The SLS rocket is the massive booster that is expected to push the Artemis missions into orbit and towards the moon at some point in the future. Ahead of that launch, the rocket has to complete its testing regime, and NASA and Boeing have announced they will attempt the second hot fire test of the SLS rocket on February 25. The test is critical and is the last step in an eight-part green run test that has spanned an entire year to ensure the rocket functions as intended.
The first use of the SLS rocket is expected to be the Artemis 1 mission that will send an uncrewed spacecraft around the moon. NASA and Boeing previously attempted the hot fire test, but the engines shut off unexpectedly after firing for about 67 seconds. To complete the test, the massive rocket has to fire for the complete duration required to put the spacecraft in orbit, about eight minutes.
SLS program manager John Honeycutt says that the core-stage green run is the most comprehensive test NASA has undertaken to be sure the rocket can launch safely. During a virtual news conference held yesterday, Honeycutt said the test was a “generational opportunity” to learn as much as we can about the rocket and its test configuration before it moves to flight status.

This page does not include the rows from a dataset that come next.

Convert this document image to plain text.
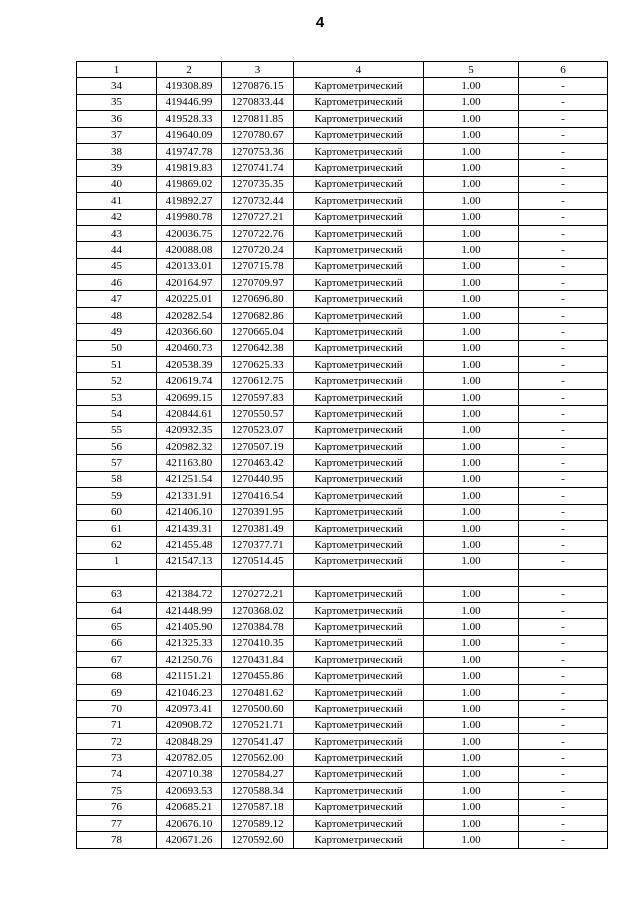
4
1	2	3	4	5	6
34	419308.89	1270876.15	Картометрический	1.00	-
35	419446.99	1270833.44	Картометрический	1.00	-
36	419528.33	1270811.85	Картометрический	1.00	-
37	419640.09	1270780.67	Картометрический	1.00	-
38	419747.78	1270753.36	Картометрический	1.00	-
39	419819.83	1270741.74	Картометрический	1.00	-
40	419869.02	1270735.35	Картометрический	1.00	-
41	419892.27	1270732.44	Картометрический	1.00	-
42	419980.78	1270727.21	Картометрический	1.00	-
43	420036.75	1270722.76	Картометрический	1.00	-
44	420088.08	1270720.24	Картометрический	1.00	-
45	420133.01	1270715.78	Картометрический	1.00	-
46	420164.97	1270709.97	Картометрический	1.00	-
47	420225.01	1270696.80	Картометрический	1.00	-
48	420282.54	1270682.86	Картометрический	1.00	-
49	420366.60	1270665.04	Картометрический	1.00	-
50	420460.73	1270642.38	Картометрический	1.00	-
51	420538.39	1270625.33	Картометрический	1.00	-
52	420619.74	1270612.75	Картометрический	1.00	-
53	420699.15	1270597.83	Картометрический	1.00	-
54	420844.61	1270550.57	Картометрический	1.00	-
55	420932.35	1270523.07	Картометрический	1.00	-
56	420982.32	1270507.19	Картометрический	1.00	-
57	421163.80	1270463.42	Картометрический	1.00	-
58	421251.54	1270440.95	Картометрический	1.00	-
59	421331.91	1270416.54	Картометрический	1.00	-
60	421406.10	1270391.95	Картометрический	1.00	-
61	421439.31	1270381.49	Картометрический	1.00	-
62	421455.48	1270377.71	Картометрический	1.00	-
1	421547.13	1270514.45	Картометрический	1.00	-

63	421384.72	1270272.21	Картометрический	1.00	-
64	421448.99	1270368.02	Картометрический	1.00	-
65	421405.90	1270384.78	Картометрический	1.00	-
66	421325.33	1270410.35	Картометрический	1.00	-
67	421250.76	1270431.84	Картометрический	1.00	-
68	421151.21	1270455.86	Картометрический	1.00	-
69	421046.23	1270481.62	Картометрический	1.00	-
70	420973.41	1270500.60	Картометрический	1.00	-
71	420908.72	1270521.71	Картометрический	1.00	-
72	420848.29	1270541.47	Картометрический	1.00	-
73	420782.05	1270562.00	Картометрический	1.00	-
74	420710.38	1270584.27	Картометрический	1.00	-
75	420693.53	1270588.34	Картометрический	1.00	-
76	420685.21	1270587.18	Картометрический	1.00	-
77	420676.10	1270589.12	Картометрический	1.00	-
78	420671.26	1270592.60	Картометрический	1.00	-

NASA plans on attempting the hot fire test on the morning of February 25. It will be conducted at the NASA Stennis Space Center in Mississippi. NASA personnel will decide whether to fuel the rocket at 7 AM EST, with the hot fire test scheduled for 5 PM EST. The test schedule can be moved about an hour in either direction.
During the news conference, NASA personnel stressed that there is a chance the engines won’t burn for the full eight-minute test. The team says they only need a little over four minutes of engine runtime to gather the data required to meet the verification program’s remaining objectives.